United Press International - Monday, July 8, 2002
Michael Smith, UPI Science News
"I hesitate to use the world miraculous," said Jacob Lalezari of Quest Clinical Research, who led one of two late-stage clinical studies of the drug, "but it's wonderful."
The drug, known as T-20, prevents the human immunodeficiency virus from infecting cells, and Lalezari said data from the clinical trials -- released for the first time -- show it works effectively in patients for whom other types of drugs no longer work well.
All the patients in the clinical study had developed resistance to all three types of anti-HIV drugs now on the market, he said, and many had developed full-blown AIDS. "These people are sick," Lalezari told United Press International. He said the new drug is "one of the most exciting things to happen since the protease inhibitors" -- a class of drugs introduced in the mid-1990s and credited with extending the lives of thousands of people infected with HIV.
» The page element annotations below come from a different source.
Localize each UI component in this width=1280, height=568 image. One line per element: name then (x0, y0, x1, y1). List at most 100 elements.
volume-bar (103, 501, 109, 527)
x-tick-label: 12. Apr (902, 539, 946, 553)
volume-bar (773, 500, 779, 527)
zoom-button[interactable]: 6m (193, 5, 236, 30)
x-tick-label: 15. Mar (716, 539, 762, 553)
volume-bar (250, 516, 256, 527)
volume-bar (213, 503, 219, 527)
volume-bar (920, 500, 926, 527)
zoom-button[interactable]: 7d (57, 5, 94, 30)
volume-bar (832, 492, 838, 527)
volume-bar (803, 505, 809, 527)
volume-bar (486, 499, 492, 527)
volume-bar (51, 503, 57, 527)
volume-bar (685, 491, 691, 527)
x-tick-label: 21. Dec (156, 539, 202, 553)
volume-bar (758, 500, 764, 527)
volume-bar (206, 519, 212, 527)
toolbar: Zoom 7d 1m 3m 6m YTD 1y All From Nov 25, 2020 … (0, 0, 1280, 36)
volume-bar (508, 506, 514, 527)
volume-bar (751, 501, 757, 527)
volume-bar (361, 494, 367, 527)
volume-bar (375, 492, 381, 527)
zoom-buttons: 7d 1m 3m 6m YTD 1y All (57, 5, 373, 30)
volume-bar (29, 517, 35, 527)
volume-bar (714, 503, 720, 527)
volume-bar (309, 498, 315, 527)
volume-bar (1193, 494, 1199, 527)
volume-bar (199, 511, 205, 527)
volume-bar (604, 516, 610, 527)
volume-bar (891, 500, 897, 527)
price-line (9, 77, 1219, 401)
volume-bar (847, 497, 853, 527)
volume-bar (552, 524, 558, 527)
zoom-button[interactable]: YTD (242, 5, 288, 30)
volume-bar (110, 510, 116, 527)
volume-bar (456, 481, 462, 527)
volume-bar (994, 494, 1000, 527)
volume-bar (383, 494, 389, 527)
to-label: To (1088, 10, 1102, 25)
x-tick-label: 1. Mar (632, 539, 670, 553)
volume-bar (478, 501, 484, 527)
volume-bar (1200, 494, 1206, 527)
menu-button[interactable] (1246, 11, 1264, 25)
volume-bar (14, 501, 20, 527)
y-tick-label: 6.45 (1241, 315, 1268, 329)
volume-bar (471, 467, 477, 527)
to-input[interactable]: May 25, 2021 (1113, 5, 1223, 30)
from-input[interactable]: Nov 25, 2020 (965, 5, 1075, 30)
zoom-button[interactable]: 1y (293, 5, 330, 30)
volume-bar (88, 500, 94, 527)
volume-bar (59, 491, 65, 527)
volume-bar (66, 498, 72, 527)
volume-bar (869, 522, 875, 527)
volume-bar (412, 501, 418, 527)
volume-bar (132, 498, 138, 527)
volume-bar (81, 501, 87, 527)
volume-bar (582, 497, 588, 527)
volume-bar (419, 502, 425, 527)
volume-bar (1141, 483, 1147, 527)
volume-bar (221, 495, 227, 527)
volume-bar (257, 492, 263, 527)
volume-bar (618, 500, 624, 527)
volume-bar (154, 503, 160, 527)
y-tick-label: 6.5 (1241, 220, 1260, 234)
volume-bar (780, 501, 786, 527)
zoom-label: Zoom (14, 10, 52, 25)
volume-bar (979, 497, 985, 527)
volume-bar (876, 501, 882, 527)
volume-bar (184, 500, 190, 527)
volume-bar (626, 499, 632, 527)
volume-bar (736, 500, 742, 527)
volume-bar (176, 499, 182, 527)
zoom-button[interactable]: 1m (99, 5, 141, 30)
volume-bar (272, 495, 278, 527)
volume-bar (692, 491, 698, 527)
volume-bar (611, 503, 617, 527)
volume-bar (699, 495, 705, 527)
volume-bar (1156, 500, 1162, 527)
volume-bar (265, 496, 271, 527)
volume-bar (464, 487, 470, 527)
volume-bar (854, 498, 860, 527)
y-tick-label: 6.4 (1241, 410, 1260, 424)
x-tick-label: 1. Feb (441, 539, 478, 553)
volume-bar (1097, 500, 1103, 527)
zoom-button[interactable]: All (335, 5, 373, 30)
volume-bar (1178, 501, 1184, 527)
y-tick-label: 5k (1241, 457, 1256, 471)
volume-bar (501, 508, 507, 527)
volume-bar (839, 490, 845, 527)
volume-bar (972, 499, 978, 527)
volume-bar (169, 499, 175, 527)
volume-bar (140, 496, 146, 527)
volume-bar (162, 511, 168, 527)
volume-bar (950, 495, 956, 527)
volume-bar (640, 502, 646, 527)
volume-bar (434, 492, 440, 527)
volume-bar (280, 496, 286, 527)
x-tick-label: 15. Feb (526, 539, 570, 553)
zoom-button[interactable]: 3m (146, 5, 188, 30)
Anthony Fauci, head of the National Institute of Allergy and Infectious Diseases, called T-20 an "important advance. We have been looking for some time for alternative targets" for new anti-HIV drugs. However, Fauci would not compare the drug's potential impact to the effect protease inhibitors had on the disease. Instead, he said only that T-20 "will potentially give hope to those individuals" who have developed resistance to current drugs.
HIV "shatters all your hopes and dream," said James Locke of London, a patient in the clinical trial. Now, he said, "I can actually dream again."
Locke said when he started on the new drug his blood had high levels of HIV and his immune system was almost completely destroyed. Now, he said, his virus is undetectable, and his immune system is almost back to normal levels.
"It was really quite remarkable," he said.
T-20 is what researchers call a fusion inhibitor, meaning it prevents the virus from binding to its target cells. Other anti-HIV drugs try to prevent the virus from growing once it has infected a target cell.
Dani Bolognese, of Trimeris Research in Durham, N.C., which developed the drug, told reporters, "the virus is basically frozen on the surface of the cell, can't enter the cell, and therefore cannot propagate in an HIV-infected person."
In the clinical studies, carried out in North America, Brazil, Europe and Australia, about 1,000 patients were given "optimized" treatment -- the best available current drugs for each patient. About two-thirds, chosen at random, also were given T-20.
Patients given T-20, Lalezari said, were twice as likely to show improvements in their infection levels and their immune system as those who received a cocktail of other drugs.